The way I’m acting, you’d think I’d actually achieved something of note which meant I don’t need to try as hard. Yeah, I’m working; but once the current list of jobs is done, there’s nothing to replace it.
I’ve got a feature in production, one in pre-production and five in development – but so what? There’s a better than average chance none of them will ever come to fruition – and even if they do, miracle of miracles, actually result in a film; there’s a very good chance none of them will be good enough to garner any attention whatsoever.
That’s not a slur on the people/companies who intend to make them, it’s just a statistical fact – most projects never see the light of day and most of the ones which do are a pile of shit.
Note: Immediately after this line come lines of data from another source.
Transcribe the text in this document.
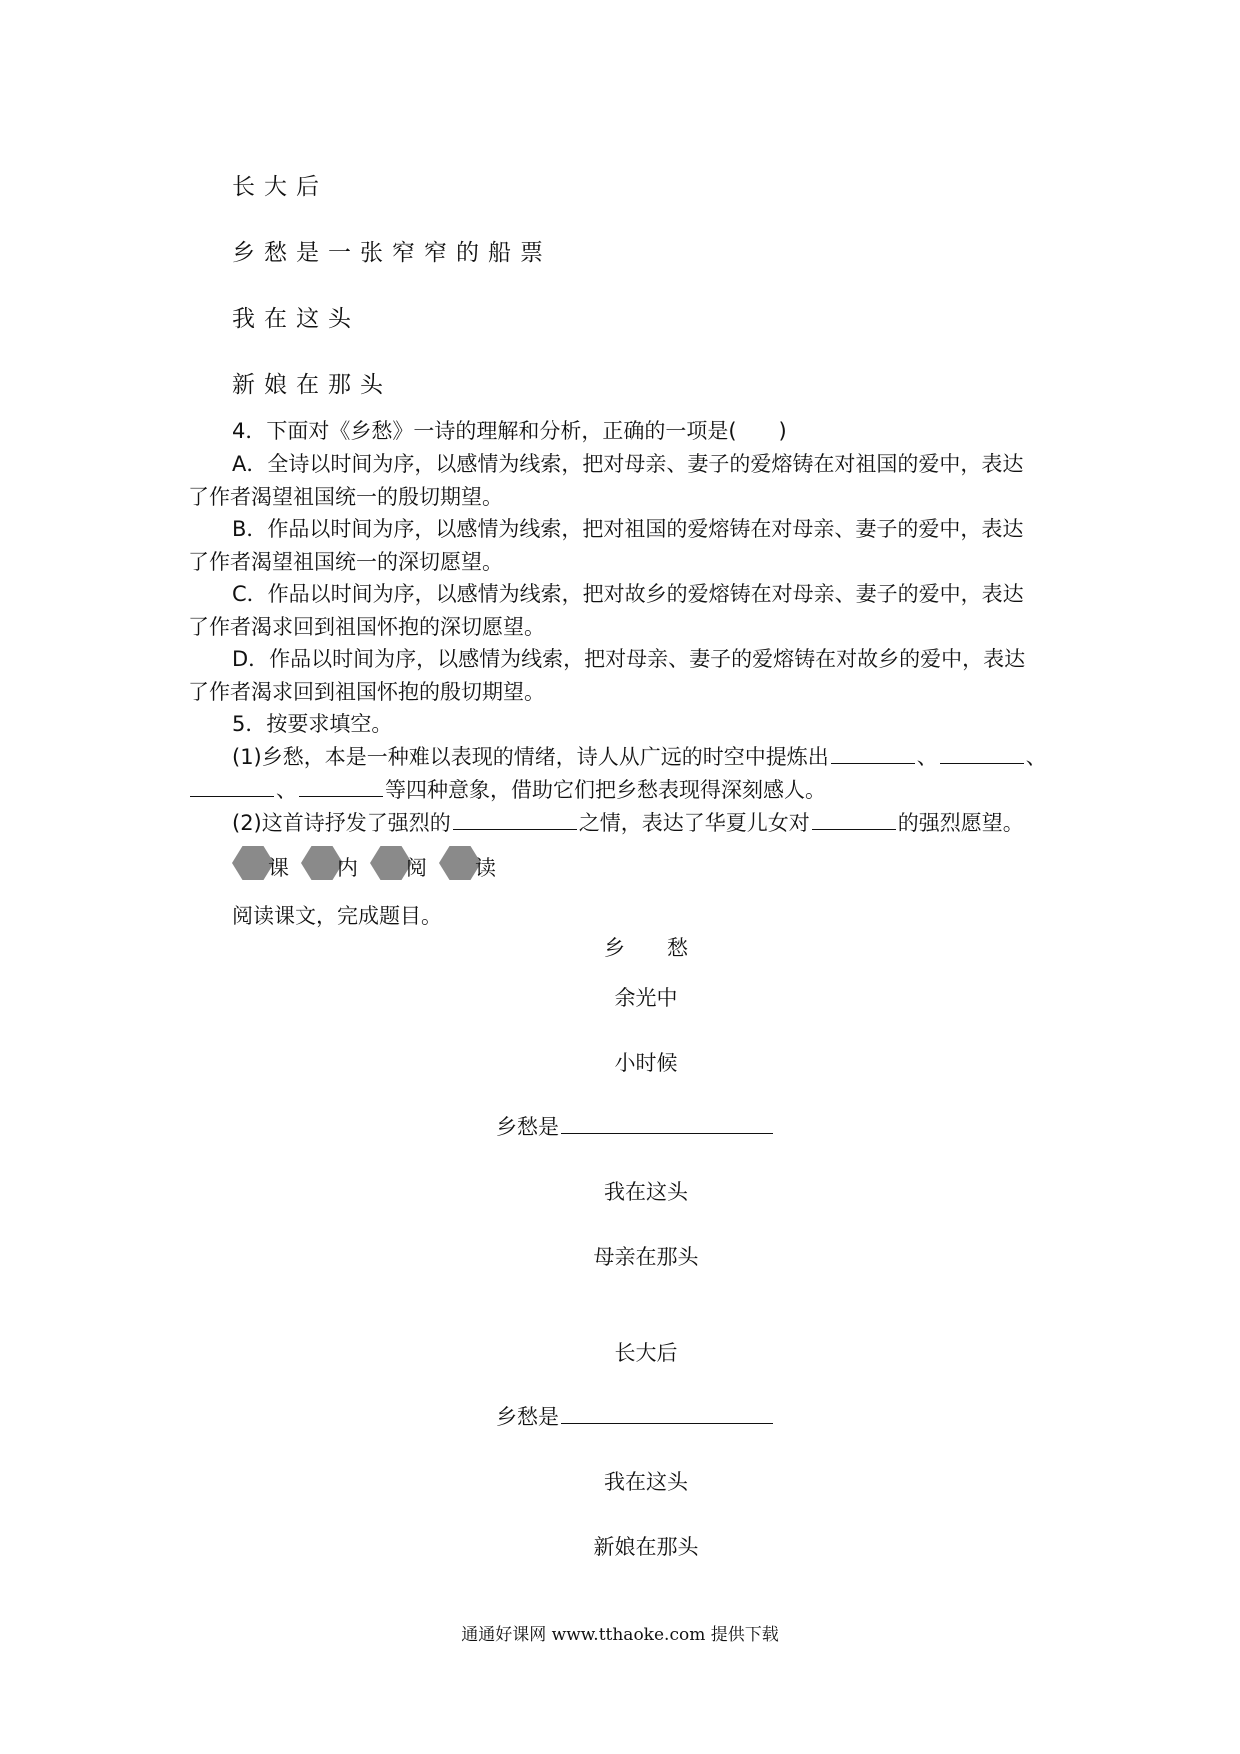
长大后
乡愁是一张窄窄的船票
我在这头
新娘在那头
4．下面对《乡愁》一诗的理解和分析，正确的一项是(　　)
A．全诗以时间为序，以感情为线索，把对母亲、妻子的爱熔铸在对祖国的爱中，表达
了作者渴望祖国统一的殷切期望。
B．作品以时间为序，以感情为线索，把对祖国的爱熔铸在对母亲、妻子的爱中，表达
了作者渴望祖国统一的深切愿望。
C．作品以时间为序，以感情为线索，把对故乡的爱熔铸在对母亲、妻子的爱中，表达
了作者渴求回到祖国怀抱的深切愿望。
D．作品以时间为序，以感情为线索，把对母亲、妻子的爱熔铸在对故乡的爱中，表达
了作者渴求回到祖国怀抱的殷切期望。
5．按要求填空。
(1)乡愁，本是一种难以表现的情绪，诗人从广远的时空中提炼出	、	、
、	等四种意象，借助它们把乡愁表现得深刻感人。
(2)这首诗抒发了强烈的	之情，表达了华夏儿女对	的强烈愿望。
课 内 阅 读
阅读课文，完成题目。
乡　　愁
余光中
小时候
乡愁是
我在这头
母亲在那头
长大后
乡愁是
我在这头
新娘在那头
通通好课网 www.tthaoke.com 提供下载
And even if they all sprang into production tomorrow and even if they were all good enough to draw attention to my career – it’ll still be over a year before I’d see any discernable effect.
So what the hell am I waiting for?
Why aren’t I cracking on with one of the mountain of spec ideas I have lying around? Why don’t I make an effort to send out my three remaining spec scripts? At the very least, why aren’t I making some pocket money by writing sketches?
In short, why am I being so fucking complacent?
I think part of it is not having seen my wife, Mandy, for over a week (she’s an air hostess, you know?). If I’m lucky and her flight lands on time, I’ll see her for an hour tomorrow before I have to head off. If I’m unlucky and her flight is delayed, I won’t see her until Thursday. That’s shit, at best. I miss her.
Even that’s not really an excuse. Time was, as soon as she left the house, I’d throw myself at the keyboard and write continuously until I passed out from hunger.
Maybe it’s the heat, I don’t know. Whatever it is, it’s annoying the piss out of me. I’d like to say I’m going to turn over a new leaf tomorrow (or perhaps, go back to my old leaf); but it sounds like an awful lot of work and there’s bound to be something good on the telly.
Oh well, hopefuly it’s just a passing phase and I’ll be back on track soon.